Through the crack of the door one has a limited outlook; one looks outward from within. Contemplation is subjectively limited. One tends to relate everything to oneself and cannot put oneself in another's place and understand his motives. This is appropriate for a good housewife. It is not necessary for her to be conversant with the affairs of the world. But for a man who must take active part in public life, such a narrow, egotistic way of contemplating things is of course harmful.

3

This is the place of transition. We no longer look outward to receive pictures that are more or less limited and confused, but direct out contemplation upon ourselves in order to find a guideline for our decisions. This self- contemplation means the overcoming of naive egotism in the person who sees everything solely form his own standpoint. He begins to reflect and in this way acquires objectivity. However, self-knowledge does not mean preoccupation with one's own thoughts; rather, it means concern about the effects one creates. It is only the effects our lives produce that give us the right to judge whether what we have done means progress or regression.

4

This describes a man who understands the secrets by which a kingdom can be made to flourish. Such a man must be given an authoritative position, in which he can exert influence. He should be, so to speak, a guest-that is, he should be honored and act independently, and should not be used as a tool.

5

A man in an authoritative position to whom others look up must always be ready for self-examination. The right sort of self-examination, however, consists not in idle brooding over oneself but in examining the effects one produces. Only when these effects are good, and when one's influence on others is good, will the contemplation of one's own life bring the satisfaction of knowing oneself to be free of mistakes.

6

While the preceding line represents a man who contemplates himself, here in the highest place everything that is personal, related to the ego, is excluded. The picture is that of a sage who stands outside the affairs of the world.

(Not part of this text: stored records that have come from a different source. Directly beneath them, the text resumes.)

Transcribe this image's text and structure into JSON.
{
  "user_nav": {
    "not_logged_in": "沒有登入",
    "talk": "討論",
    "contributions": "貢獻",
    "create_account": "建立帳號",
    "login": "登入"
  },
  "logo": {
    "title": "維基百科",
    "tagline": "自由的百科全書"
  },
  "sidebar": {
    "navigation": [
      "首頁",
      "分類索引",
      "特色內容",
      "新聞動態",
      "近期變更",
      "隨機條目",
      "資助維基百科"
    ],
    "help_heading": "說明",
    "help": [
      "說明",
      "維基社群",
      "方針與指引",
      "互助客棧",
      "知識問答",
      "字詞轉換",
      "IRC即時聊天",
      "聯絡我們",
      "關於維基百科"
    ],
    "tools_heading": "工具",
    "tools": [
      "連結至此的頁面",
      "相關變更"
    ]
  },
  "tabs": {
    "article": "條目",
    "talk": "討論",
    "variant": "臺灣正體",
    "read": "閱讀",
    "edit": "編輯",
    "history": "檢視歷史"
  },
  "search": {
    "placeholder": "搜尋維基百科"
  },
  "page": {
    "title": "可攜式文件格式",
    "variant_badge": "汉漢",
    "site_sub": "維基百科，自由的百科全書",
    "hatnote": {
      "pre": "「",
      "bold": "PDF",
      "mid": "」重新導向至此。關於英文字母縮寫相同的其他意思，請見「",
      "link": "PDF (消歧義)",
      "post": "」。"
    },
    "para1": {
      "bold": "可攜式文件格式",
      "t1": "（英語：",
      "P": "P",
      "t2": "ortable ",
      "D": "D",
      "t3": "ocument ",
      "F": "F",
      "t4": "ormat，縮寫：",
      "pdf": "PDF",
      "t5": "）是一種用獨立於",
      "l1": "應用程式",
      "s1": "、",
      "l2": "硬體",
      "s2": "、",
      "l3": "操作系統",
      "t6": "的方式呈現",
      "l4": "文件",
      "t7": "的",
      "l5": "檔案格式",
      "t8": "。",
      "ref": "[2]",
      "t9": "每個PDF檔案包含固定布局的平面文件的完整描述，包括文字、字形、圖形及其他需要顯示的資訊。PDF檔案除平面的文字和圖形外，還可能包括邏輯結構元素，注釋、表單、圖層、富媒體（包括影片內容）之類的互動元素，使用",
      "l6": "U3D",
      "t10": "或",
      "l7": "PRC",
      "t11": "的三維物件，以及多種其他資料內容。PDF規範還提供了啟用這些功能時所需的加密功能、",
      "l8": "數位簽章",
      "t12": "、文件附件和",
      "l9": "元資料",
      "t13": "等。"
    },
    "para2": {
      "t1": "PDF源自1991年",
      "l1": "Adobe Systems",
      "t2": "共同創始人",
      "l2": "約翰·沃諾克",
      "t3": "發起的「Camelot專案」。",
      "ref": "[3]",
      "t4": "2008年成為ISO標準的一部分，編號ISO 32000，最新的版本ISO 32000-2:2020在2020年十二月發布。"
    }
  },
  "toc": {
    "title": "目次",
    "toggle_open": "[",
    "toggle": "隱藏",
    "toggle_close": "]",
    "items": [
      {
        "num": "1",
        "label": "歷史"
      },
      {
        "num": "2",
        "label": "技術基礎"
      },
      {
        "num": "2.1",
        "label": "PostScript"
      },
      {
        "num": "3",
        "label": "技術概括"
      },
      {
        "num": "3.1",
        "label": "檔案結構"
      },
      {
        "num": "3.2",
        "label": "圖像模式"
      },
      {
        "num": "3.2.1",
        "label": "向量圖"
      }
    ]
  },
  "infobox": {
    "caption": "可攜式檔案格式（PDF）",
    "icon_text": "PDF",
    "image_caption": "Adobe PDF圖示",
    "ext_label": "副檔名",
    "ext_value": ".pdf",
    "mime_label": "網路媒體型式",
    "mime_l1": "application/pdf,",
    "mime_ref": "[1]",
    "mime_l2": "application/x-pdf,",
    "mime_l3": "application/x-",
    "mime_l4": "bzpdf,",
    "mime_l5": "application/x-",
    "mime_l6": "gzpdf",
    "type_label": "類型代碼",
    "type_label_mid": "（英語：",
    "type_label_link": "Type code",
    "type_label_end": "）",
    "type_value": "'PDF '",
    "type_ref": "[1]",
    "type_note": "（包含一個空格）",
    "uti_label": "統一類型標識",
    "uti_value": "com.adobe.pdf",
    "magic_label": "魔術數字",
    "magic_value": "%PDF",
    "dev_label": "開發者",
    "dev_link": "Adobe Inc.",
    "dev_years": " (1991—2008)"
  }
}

Liberated from his ego, he contemplates the laws of life and so realizes that knowing how to become free of blame is the highest good.

Barbara Hejslip interpretation

You should be to ready to probable and unexpected troubles. Try to consider and analyse a state of affairs easy and judiciously. Probably, that to you it will be necessary to replace a residence and work. Try anything important to not miss, you need to be now especially attentive. You can receive the help therefrom, whence least wait, for this purpose it is necessary to think over carefully only all the actions. Your desires will be executed, maybe, not so quickly as you would like. It is necessary for you to consider opportunities of realization of your plans well. Well, and if your business will go successfully do not forget to assist another.